You are viewing the historical archive of The Philosophy Forum.
For current discussions, visit the live forum.
Go to live forum

Questions on choosing a topic/question for a thesis

TheSnailSurgeon January 29, 2021 at 18:17 1350 views 1 comments
Hello!

Next semester I’ll be writing my bachelor thesis within the subject of Practical philosophy. This will be my first big original essay within philosophy and I know picking a good subject is key. I’ve been told that at this level the main focus of the thesis should be the argumentation and referencing, not so much it being a super original topic. But obviously I want the topic I choose to be interesting, I’ll be spending many hours reading about it.

Basically I’m having a bit of trouble deciding what to write about, mainly narrowing a topic down to a specific question. I’m looking for some advice so, I’ve written out three questions below.

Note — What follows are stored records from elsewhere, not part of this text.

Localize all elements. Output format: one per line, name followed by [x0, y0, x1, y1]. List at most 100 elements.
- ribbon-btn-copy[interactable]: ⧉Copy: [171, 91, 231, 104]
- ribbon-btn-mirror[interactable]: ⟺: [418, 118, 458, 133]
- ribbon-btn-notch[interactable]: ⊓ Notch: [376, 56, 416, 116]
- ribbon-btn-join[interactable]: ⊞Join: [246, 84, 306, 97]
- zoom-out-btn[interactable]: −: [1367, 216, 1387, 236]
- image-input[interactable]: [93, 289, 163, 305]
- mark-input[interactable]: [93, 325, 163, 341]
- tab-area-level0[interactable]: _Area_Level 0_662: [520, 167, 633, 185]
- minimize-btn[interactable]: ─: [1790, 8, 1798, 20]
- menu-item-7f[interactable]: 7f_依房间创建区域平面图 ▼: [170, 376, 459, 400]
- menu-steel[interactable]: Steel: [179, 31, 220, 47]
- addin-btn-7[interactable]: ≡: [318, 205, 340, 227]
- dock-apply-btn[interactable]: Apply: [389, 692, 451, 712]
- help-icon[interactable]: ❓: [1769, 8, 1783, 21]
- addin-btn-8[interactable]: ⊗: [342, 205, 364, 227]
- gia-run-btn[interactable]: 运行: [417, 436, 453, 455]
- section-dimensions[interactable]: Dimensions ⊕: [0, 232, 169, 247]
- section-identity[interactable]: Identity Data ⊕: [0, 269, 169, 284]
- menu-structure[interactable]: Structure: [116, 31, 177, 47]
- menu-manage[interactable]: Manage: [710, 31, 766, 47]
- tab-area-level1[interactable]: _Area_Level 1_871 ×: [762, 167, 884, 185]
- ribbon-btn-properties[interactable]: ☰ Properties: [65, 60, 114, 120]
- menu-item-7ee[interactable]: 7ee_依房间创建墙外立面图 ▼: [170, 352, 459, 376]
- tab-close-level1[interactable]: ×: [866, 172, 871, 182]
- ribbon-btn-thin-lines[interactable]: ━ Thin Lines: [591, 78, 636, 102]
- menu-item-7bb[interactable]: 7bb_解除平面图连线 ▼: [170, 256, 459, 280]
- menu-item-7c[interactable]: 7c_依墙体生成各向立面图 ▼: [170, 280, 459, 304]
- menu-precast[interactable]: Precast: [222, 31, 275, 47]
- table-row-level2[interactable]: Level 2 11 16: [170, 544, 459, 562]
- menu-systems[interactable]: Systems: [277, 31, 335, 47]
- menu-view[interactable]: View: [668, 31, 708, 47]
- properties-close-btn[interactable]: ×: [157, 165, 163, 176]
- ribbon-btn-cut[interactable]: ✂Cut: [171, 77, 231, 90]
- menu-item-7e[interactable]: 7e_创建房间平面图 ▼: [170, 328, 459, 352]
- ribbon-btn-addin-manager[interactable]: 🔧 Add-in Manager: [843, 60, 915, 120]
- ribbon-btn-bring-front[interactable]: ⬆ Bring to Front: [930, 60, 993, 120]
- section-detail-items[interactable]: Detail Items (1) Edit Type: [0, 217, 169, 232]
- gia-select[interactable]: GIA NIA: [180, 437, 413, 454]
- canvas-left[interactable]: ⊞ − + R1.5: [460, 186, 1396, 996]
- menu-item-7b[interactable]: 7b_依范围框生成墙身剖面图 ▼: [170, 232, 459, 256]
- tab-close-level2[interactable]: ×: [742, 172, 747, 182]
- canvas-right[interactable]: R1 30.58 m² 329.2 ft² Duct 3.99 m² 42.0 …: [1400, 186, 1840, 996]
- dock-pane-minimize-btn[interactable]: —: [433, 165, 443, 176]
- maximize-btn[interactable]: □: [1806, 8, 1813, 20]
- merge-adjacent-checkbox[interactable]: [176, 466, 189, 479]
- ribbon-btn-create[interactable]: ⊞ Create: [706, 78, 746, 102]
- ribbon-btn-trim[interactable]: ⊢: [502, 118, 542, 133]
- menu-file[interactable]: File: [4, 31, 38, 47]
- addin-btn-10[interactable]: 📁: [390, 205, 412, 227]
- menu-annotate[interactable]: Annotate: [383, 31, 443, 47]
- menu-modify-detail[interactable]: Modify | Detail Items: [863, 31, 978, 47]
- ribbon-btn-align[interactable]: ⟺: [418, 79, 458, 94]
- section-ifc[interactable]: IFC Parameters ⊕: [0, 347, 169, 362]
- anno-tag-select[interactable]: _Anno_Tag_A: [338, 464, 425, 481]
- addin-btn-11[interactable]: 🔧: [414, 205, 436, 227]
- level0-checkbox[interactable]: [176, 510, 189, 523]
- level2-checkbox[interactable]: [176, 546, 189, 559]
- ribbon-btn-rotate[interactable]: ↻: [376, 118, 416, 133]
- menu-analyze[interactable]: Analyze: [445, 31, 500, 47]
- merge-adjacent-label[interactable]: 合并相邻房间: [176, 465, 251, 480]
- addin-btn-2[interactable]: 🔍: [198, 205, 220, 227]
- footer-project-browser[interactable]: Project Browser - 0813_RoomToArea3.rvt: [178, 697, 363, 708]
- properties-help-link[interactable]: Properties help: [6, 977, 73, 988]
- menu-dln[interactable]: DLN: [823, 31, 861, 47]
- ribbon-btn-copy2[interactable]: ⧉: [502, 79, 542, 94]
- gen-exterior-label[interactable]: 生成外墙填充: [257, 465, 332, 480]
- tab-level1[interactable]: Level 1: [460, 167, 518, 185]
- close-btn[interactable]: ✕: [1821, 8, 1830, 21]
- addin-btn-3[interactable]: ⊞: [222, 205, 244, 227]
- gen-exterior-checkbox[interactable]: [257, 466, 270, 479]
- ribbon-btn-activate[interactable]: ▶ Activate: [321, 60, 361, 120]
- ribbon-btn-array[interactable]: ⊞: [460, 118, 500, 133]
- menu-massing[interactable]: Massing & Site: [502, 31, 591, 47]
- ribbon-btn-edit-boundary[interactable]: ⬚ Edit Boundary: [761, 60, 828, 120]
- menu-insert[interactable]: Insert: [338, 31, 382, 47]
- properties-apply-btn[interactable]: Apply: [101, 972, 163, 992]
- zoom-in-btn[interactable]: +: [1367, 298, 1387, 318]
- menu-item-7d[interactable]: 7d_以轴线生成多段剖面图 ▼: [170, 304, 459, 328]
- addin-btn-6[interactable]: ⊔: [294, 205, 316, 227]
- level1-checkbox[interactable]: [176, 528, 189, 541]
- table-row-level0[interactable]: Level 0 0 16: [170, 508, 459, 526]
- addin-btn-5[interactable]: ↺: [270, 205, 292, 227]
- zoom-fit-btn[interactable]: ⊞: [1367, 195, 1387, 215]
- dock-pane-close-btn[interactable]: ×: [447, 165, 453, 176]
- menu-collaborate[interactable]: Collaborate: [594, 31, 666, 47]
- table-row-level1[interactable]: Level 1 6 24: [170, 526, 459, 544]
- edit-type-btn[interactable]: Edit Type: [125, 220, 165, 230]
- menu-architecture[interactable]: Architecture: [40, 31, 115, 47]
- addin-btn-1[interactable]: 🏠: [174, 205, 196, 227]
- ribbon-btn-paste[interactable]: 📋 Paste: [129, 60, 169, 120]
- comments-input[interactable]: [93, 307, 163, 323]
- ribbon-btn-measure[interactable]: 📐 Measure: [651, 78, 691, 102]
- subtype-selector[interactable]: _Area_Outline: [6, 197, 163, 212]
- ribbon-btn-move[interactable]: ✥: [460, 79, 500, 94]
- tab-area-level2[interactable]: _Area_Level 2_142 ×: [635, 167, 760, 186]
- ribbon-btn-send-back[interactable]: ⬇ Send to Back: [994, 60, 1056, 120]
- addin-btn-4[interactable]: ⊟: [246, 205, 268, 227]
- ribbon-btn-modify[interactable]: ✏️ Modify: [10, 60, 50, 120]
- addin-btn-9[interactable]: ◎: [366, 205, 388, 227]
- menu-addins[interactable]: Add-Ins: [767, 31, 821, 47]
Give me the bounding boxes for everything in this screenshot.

1. How do you go from a topic that you’re interested in to asking a specific question? Should you have the arguments ready before you select question, so you know which direction you’re gonna go (and if you have a worthwhile argument to make)? Where and how to start?

2. Building on the first question: I think it would be interesting to choose a topic that is relevant in our time and perhaps even intriguing to people outside philosophy. This feels like a good idea to increase the chance to get it published, as well as it being something future employers could read. Is it a bad idea to decide on a subject this way? If not, how should one think about formulating a philosophical question/thesis with this starting point?

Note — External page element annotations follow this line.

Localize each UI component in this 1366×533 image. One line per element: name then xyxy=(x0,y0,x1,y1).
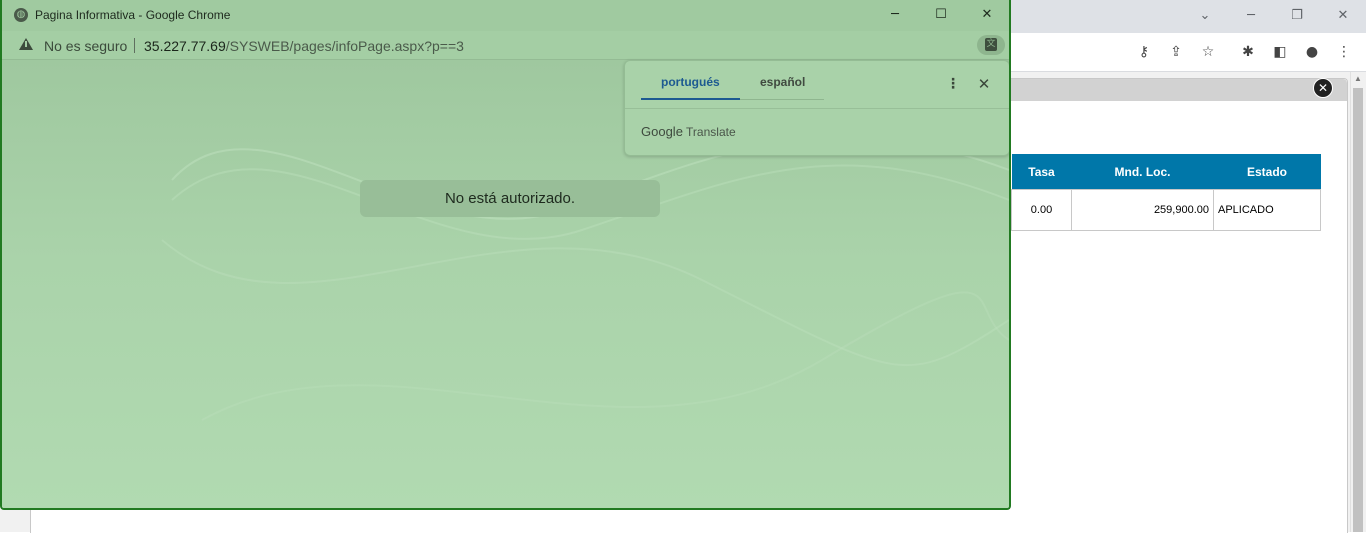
tab-divider-line xyxy=(740,99,824,100)
not-secure-label[interactable]: No es seguro xyxy=(44,38,127,54)
background-scrollbar[interactable]: ▲ xyxy=(1350,72,1365,532)
translate-options-menu-icon[interactable]: ⋮ xyxy=(945,74,961,94)
table-row[interactable]: 0.00 259,900.00 APLICADO xyxy=(1011,189,1321,231)
browser-menu-icon[interactable]: ⋮ xyxy=(1334,42,1354,62)
results-table: Tasa Mnd. Loc. Estado 0.00 259,900.00 AP… xyxy=(1011,154,1321,231)
globe-icon: ◍ xyxy=(14,8,28,22)
popup-address-bar[interactable]: No es seguro 35.227.77.69/SYSWEB/pages/i… xyxy=(2,31,1009,60)
google-translate-brand: Google Translate xyxy=(641,124,736,139)
url-host: 35.227.77.69 xyxy=(144,38,226,54)
key-icon[interactable]: ⚷ xyxy=(1134,42,1154,62)
popup-titlebar[interactable]: ◍ Pagina Informativa - Google Chrome ─ ☐… xyxy=(2,0,1009,31)
popup-window: ◍ Pagina Informativa - Google Chrome ─ ☐… xyxy=(0,0,1011,510)
active-tab-indicator xyxy=(641,98,740,100)
bookmark-star-icon[interactable]: ☆ xyxy=(1198,42,1218,62)
address-divider xyxy=(134,38,135,53)
translate-bubble: portugués español ⋮ ✕ Google Translate xyxy=(624,60,1009,156)
table-cell-mnd-loc: 259,900.00 xyxy=(1071,189,1214,231)
warning-icon-mark xyxy=(25,41,27,47)
brand-google-text: Google xyxy=(641,124,683,139)
tab-portugues[interactable]: portugués xyxy=(661,75,720,89)
table-header-row: Tasa Mnd. Loc. Estado xyxy=(1011,154,1321,190)
translate-icon: 文 xyxy=(985,38,997,51)
background-restore-button[interactable]: ❐ xyxy=(1286,6,1308,26)
background-minimize-button[interactable]: ─ xyxy=(1240,6,1262,26)
side-panel-icon[interactable]: ◧ xyxy=(1270,42,1290,62)
table-header-tasa: Tasa xyxy=(1011,154,1072,190)
url-path: /SYSWEB/pages/infoPage.aspx?p==3 xyxy=(225,38,464,54)
tab-search-chevron-icon[interactable]: ⌄ xyxy=(1194,6,1216,26)
table-header-estado: Estado xyxy=(1213,154,1321,190)
scroll-up-arrow-icon[interactable]: ▲ xyxy=(1351,72,1365,86)
popup-close-button[interactable]: ✕ xyxy=(975,5,999,25)
modal-close-icon[interactable]: ✕ xyxy=(1313,78,1333,98)
tab-espanol[interactable]: español xyxy=(760,75,805,89)
background-close-button[interactable]: ✕ xyxy=(1332,6,1354,26)
table-cell-tasa: 0.00 xyxy=(1011,189,1072,231)
table-cell-estado: APLICADO xyxy=(1213,189,1321,231)
table-header-mnd-loc: Mnd. Loc. xyxy=(1071,154,1214,190)
share-icon[interactable]: ⇪ xyxy=(1166,42,1186,62)
extensions-puzzle-icon[interactable]: ✱ xyxy=(1238,42,1258,62)
translate-close-icon[interactable]: ✕ xyxy=(976,74,992,94)
popup-maximize-button[interactable]: ☐ xyxy=(929,5,953,25)
url-text[interactable]: 35.227.77.69/SYSWEB/pages/infoPage.aspx?… xyxy=(144,38,464,54)
profile-avatar-icon[interactable]: ● xyxy=(1302,42,1322,62)
popup-minimize-button[interactable]: ─ xyxy=(883,5,907,25)
bubble-separator xyxy=(625,108,1009,109)
brand-translate-text: Translate xyxy=(686,125,736,139)
not-authorized-message: No está autorizado. xyxy=(360,180,660,217)
popup-window-title: Pagina Informativa - Google Chrome xyxy=(35,8,231,22)
translate-button[interactable]: 文 xyxy=(977,35,1005,55)
scrollbar-thumb[interactable] xyxy=(1353,88,1363,532)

(For instance: data collection and how algorithms can predict behaviour without people realizing it's happening. This is an area I’m sure has ethically/philosophically interesting aspects, however, I don’t know where to go from there. How to narrow it down without it becoming just a broad question about personal integrity - which doesn’t necessarily apply only to the problem. I’ve also thought about writing about the pandemic, but I just end up with really unoriginal ideas about “triage” (who should be prioritized when medical resources are lacking etc…) Some philosophical depth might be lacking in these ideas...)

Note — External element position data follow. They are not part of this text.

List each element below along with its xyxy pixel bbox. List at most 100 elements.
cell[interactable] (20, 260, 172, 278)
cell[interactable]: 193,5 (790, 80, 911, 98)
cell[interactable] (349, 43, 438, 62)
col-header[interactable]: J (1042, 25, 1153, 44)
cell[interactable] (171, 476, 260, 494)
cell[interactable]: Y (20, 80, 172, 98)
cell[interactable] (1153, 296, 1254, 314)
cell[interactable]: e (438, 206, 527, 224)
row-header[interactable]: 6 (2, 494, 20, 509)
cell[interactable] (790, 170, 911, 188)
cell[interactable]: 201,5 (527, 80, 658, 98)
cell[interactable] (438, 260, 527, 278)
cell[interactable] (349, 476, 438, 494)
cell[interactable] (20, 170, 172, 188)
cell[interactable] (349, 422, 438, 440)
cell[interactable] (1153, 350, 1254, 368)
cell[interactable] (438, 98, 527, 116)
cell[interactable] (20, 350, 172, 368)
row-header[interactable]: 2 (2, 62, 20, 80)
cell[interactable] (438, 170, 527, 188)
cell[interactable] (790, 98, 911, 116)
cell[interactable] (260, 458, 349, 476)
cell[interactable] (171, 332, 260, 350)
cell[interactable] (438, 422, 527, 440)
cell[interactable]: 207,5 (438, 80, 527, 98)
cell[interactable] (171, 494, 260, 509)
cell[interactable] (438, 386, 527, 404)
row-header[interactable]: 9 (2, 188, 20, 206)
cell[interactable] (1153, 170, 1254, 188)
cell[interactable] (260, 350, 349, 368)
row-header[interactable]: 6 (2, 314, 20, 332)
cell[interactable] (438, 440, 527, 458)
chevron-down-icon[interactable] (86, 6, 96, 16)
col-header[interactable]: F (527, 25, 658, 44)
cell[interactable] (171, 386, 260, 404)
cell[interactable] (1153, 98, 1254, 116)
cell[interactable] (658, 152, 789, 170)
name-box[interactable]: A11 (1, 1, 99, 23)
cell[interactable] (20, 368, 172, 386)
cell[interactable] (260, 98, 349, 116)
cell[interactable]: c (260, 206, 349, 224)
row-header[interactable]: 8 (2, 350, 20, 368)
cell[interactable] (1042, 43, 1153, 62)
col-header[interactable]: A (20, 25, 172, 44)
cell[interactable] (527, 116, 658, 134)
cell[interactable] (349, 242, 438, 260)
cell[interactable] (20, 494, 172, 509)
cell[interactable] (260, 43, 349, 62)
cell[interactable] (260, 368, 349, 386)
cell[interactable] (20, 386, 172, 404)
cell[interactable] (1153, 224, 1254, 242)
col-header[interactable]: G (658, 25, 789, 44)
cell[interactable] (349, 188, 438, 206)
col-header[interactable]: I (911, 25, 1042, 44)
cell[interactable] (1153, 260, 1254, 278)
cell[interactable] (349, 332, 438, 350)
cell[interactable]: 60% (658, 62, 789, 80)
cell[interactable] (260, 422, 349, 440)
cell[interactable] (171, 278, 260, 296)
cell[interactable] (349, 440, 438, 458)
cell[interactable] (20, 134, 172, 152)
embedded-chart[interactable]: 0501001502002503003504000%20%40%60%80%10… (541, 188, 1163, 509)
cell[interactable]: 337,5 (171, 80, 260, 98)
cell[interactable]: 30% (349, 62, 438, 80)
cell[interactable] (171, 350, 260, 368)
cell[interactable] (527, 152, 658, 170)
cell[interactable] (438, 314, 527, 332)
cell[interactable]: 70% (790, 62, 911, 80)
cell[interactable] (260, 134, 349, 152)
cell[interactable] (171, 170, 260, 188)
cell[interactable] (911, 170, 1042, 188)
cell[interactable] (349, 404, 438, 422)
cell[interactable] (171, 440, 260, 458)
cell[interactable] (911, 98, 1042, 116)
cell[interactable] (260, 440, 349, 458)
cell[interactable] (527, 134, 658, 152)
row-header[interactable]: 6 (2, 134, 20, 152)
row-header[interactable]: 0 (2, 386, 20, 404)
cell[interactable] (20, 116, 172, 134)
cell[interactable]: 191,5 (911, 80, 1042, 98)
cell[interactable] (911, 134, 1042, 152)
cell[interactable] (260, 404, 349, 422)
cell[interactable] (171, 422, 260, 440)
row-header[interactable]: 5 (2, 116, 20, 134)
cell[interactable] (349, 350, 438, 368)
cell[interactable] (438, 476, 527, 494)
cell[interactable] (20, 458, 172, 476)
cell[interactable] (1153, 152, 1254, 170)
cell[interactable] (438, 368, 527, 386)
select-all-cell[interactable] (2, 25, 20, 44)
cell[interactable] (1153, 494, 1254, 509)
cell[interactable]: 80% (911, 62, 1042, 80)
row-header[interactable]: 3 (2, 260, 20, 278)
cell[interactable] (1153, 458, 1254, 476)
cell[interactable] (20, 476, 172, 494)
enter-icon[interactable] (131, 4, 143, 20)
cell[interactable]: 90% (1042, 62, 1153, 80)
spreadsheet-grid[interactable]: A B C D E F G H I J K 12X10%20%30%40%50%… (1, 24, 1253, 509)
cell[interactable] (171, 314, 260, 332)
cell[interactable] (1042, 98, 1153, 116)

3. If 2 is a bad idea I’m very open to other suggestions. What are some recommended areas/questions to look into? Some of my interests are ethics, game theory, meta ethics (naturalism, quasi-realism mainly), choice theory, Hume, the good life, political philosophy, free will… gosh list could be made longer. But I’m also open to new ideas (although no theoretical philosophy, meta-physics and the like). Another starting point would be to just pick a philosopher and discuss their arguments, so I’m open to hearing about philosophers worth exploring as well, that are not too well known yet not too unknown (the golden middle way I guess).

?Maybe that was a lot, but I’m really thankful for any advice!
Take care,

Comments (1)

Deleted User January 29, 2021 at 18:26 #494352
This user has been deleted and all their posts removed.